Sato, 19, claimed her first Auto Race victory before a crowd of 5,800 at the Kawaguchi Auto Race Circuit in Saitama prefecture, north of Tokyo, on July 13, just one day after making her debut.
Sato was born to be a motorcycle racer, though one might have expected her to pursue a career in motocross, where she had ranked 7th in Japan in 2008 and 2009. At 16, the minimum age to gain entrance into the mandatory Auto Race training school, she quit college — and competitive motocross — to focus her attention on track racing.
She admitted that racing on asphalt without brakes at speeds of up to 150 kph (105 mph) required some adjustment.

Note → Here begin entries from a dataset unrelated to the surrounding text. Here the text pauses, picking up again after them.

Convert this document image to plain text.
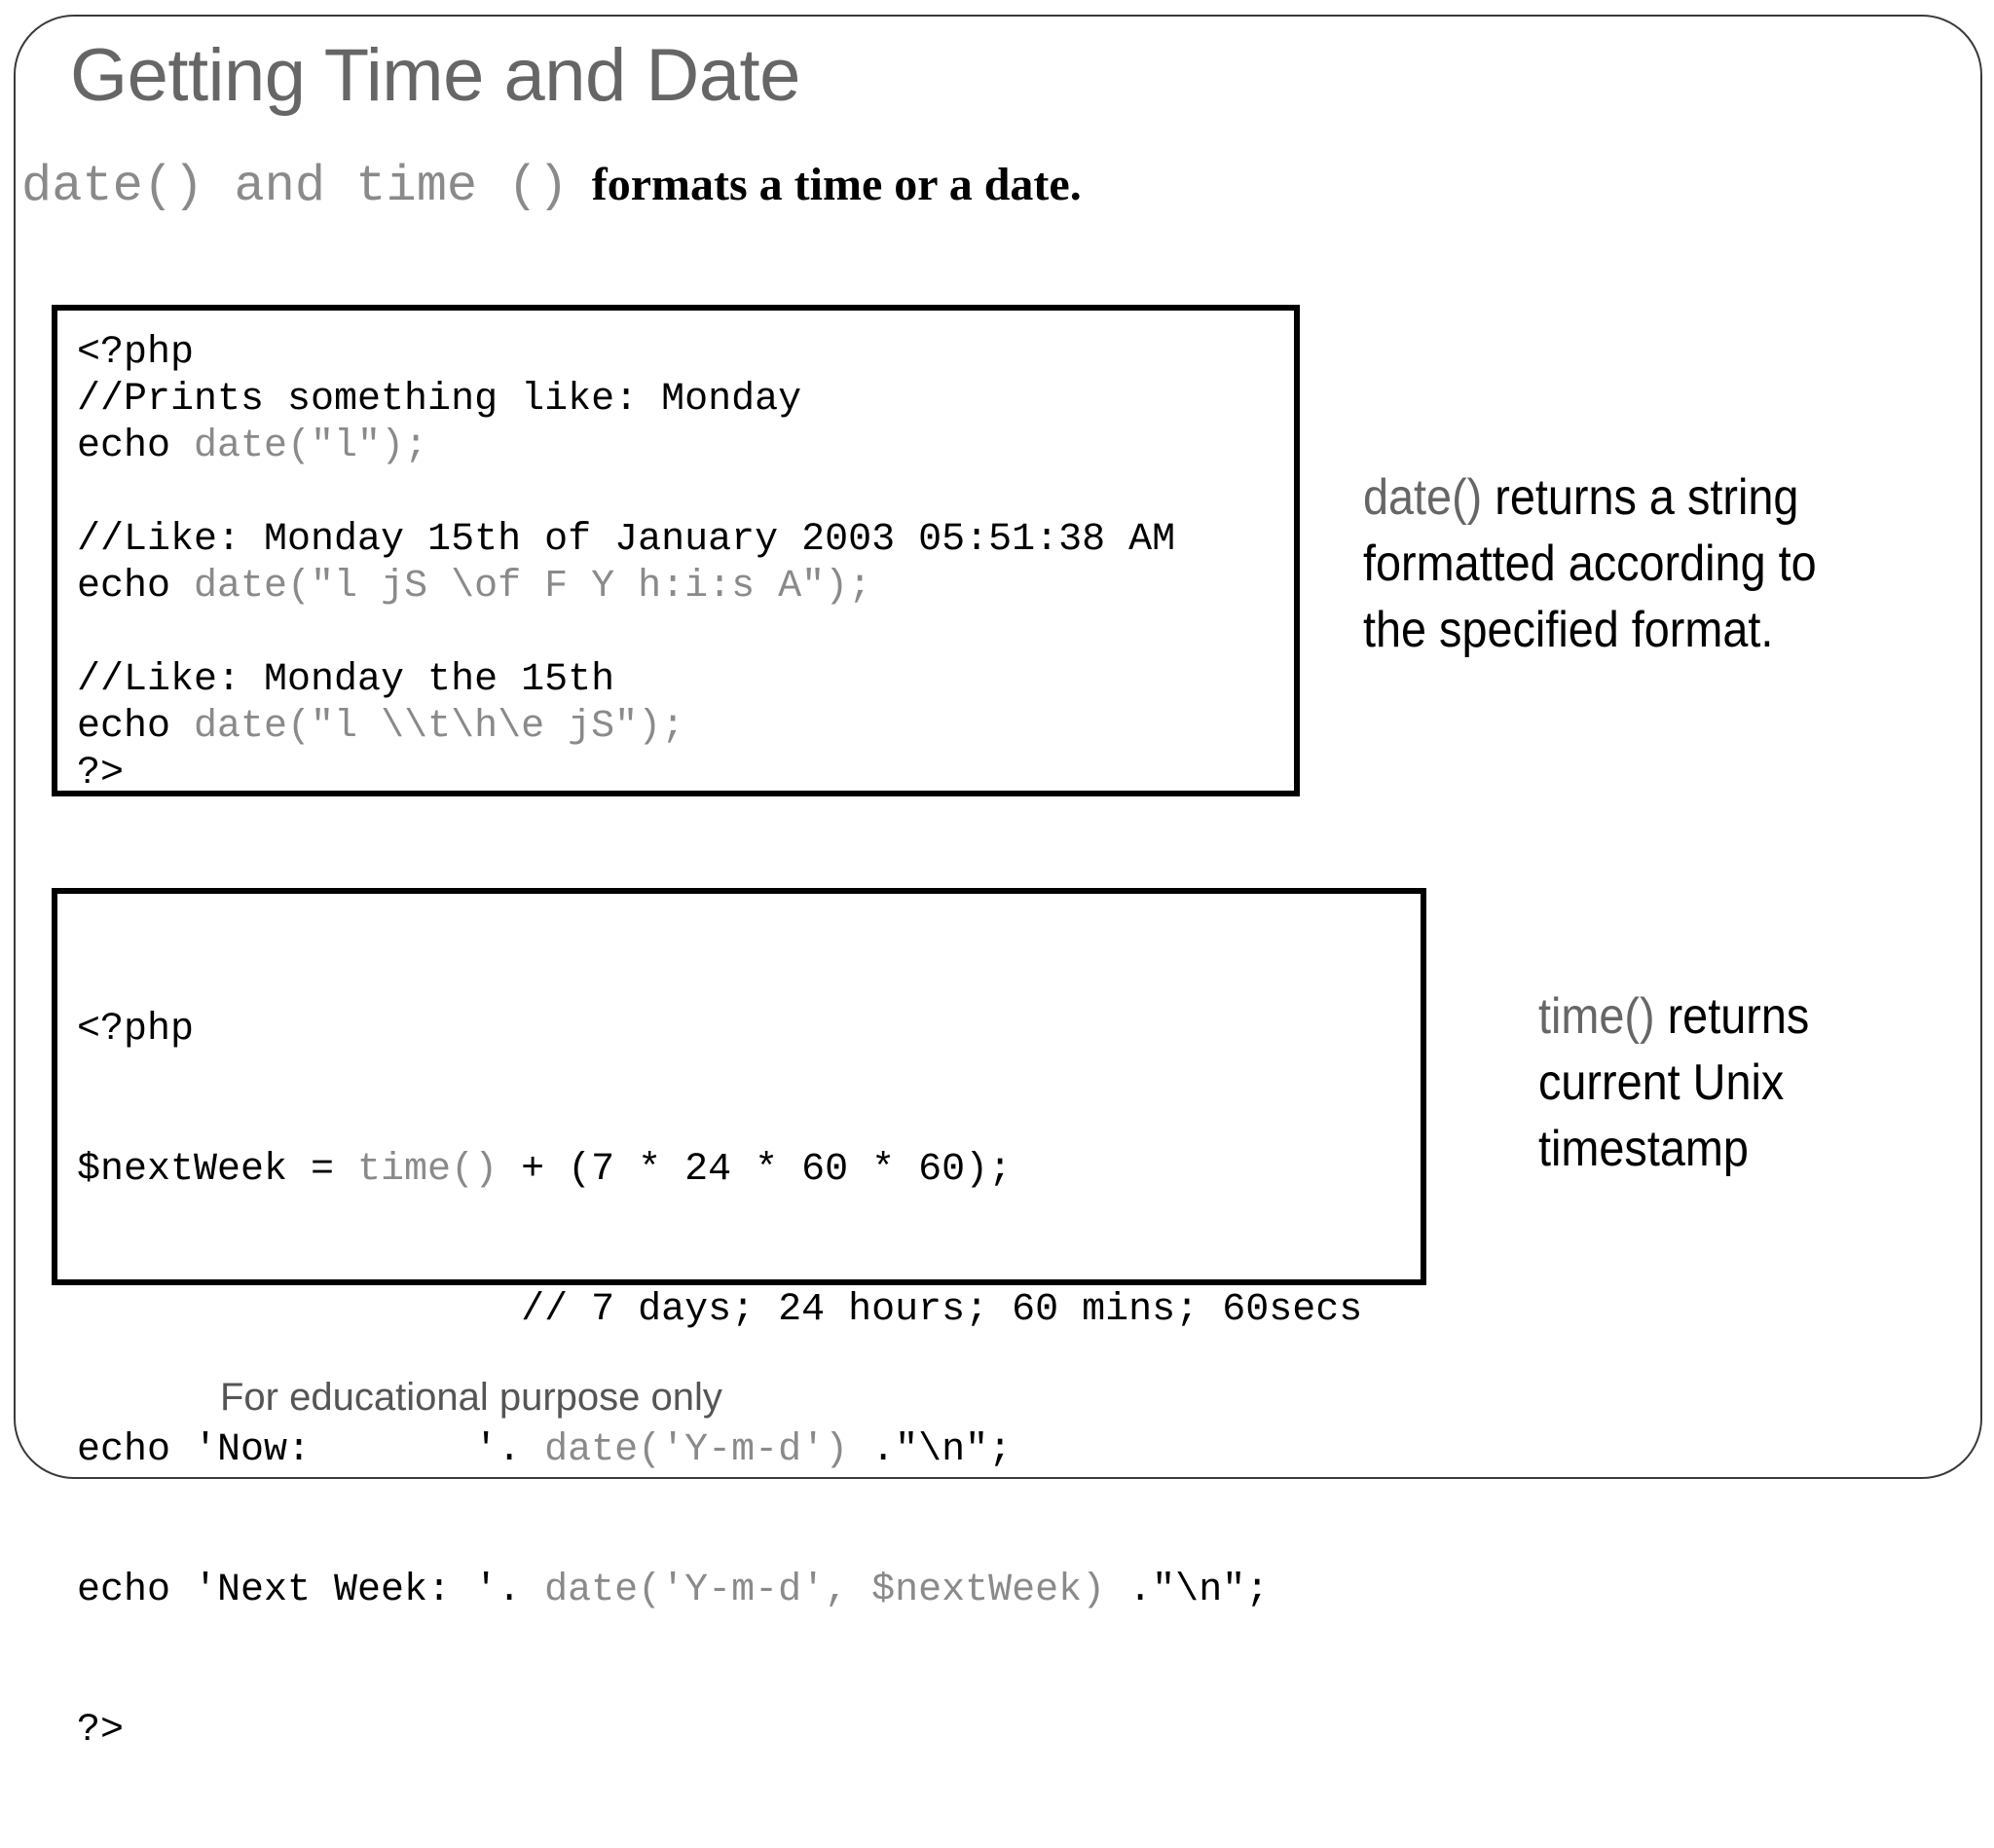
Getting Time and Date
date() and time () formats a time or a date.
<?php
//Prints something like: Monday
echo date("l");
//Like: Monday 15th of January 2003 05:51:38 AM
echo date("l jS \of F Y h:i:s A");
//Like: Monday the 15th
echo date("l \\t\h\e jS");
?>

<?php

$nextWeek = time() + (7 * 24 * 60 * 60);

// 7 days; 24 hours; 60 mins; 60secs

echo 'Now:       '. date('Y-m-d') ."\n";

echo 'Next Week: '. date('Y-m-d', $nextWeek) ."\n";

?>

date() returns a string formatted according to the specified format.
time() returns current Unix timestamp
For educational purpose only
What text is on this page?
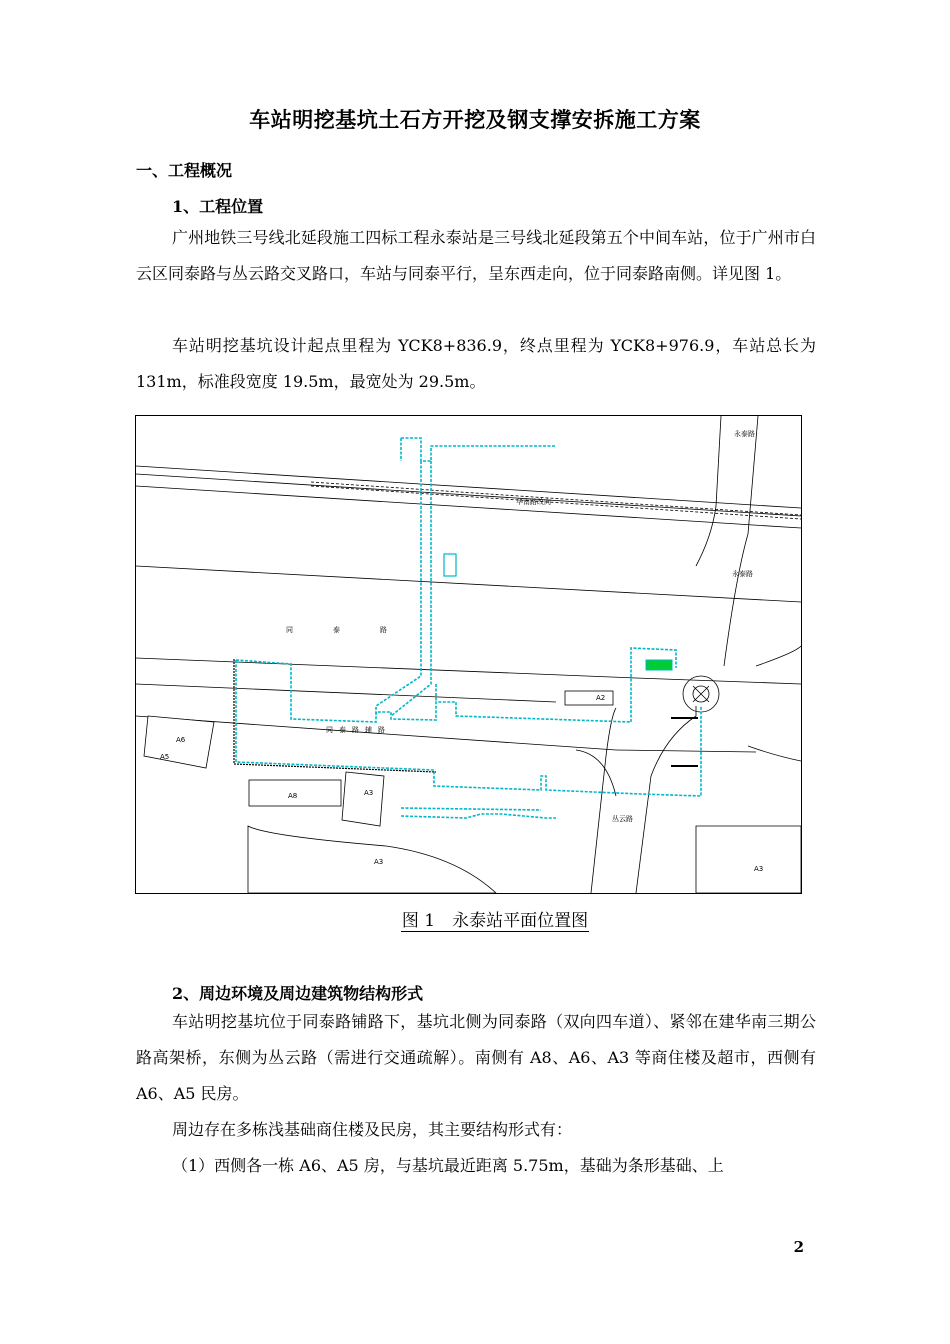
车站明挖基坑土石方开挖及钢支撑安拆施工方案
一、工程概况
1、工程位置
广州地铁三号线北延段施工四标工程永泰站是三号线北延段第五个中间车站，位于广州市白云区同泰路与丛云路交叉路口，车站与同泰平行，呈东西走向，位于同泰路南侧。详见图 1。
车站明挖基坑设计起点里程为 YCK8+836.9，终点里程为 YCK8+976.9，车站总长为 131m，标准段宽度 19.5m，最宽处为 29.5m。
永泰路
永泰路
华南路改向
同泰路
同泰路辅路
丛云路
A2
A6
A5
A8	A3
A3
A3
图 1　永泰站平面位置图
2、周边环境及周边建筑物结构形式
车站明挖基坑位于同泰路铺路下，基坑北侧为同泰路（双向四车道）、紧邻在建华南三期公路高架桥，东侧为丛云路（需进行交通疏解）。南侧有 A8、A6、A3 等商住楼及超市，西侧有 A6、A5 民房。
周边存在多栋浅基础商住楼及民房，其主要结构形式有：
（1）西侧各一栋 A6、A5 房，与基坑最近距离 5.75m，基础为条形基础、上
2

Sato named her motorcycle Serena, after a leading character in the U.S. TV drama Gossip Girl. “Serena is a strong-willed woman, and I want to be like her,” she said.
Hiromi Sakai, 27, will soon join the ranks of professional riders with her first race on July 30.
Sakai’s motorcycling pedigree isn’t quite as rich as Sato’s, as she took up the sport on a whim after going to a race three years ago and riding a bike for the first time. She quit her sales job (at a travel agency) and decided to turn pro.
“It was really difficult to convince my parents,” Sakai recalled. “But they are really supportive now.”
Sakai named her bike J. Robinson, after Jackie Robinson, the first African-American to play Major League Baseball.
The racers are aware of their responsibilities, both in terms of breaking new ground, and in returning a feminine face to Auto Race. In 1963, 66 women were competing. Unfortunately, Nanae Okamoto, who retired in 1967, was the last of her generation’s female racers. No new female racers would emerge until September 2010, when Sato and Sakai began training at the Auto Race School.
Sato and Sakai were among just 20 out of an initial group of 986, Japan Keirin Authority, Auto Race’s governing body, recognized the commercial value of having women back on the track and went full throttle to encourage them and give the sport a promotional shot in the arm. Sato and Sakai now have their own official blogs where they promote Auto Race and bring people back to the track.
Sato’s rookie win, however, earned her only 70,000 yen ($875), which is discouraging considering that all costs involved in Auto Race (including motorcycles and their maintenance) are borne by the racers.
It took more than 43 years for women to return to professional Auto Race. But now Sato and Sakai are reviving up, making their contribution to the rebirth of the female motorcycle racer. And Sato, with her early victory, could hardly provide better inspiration.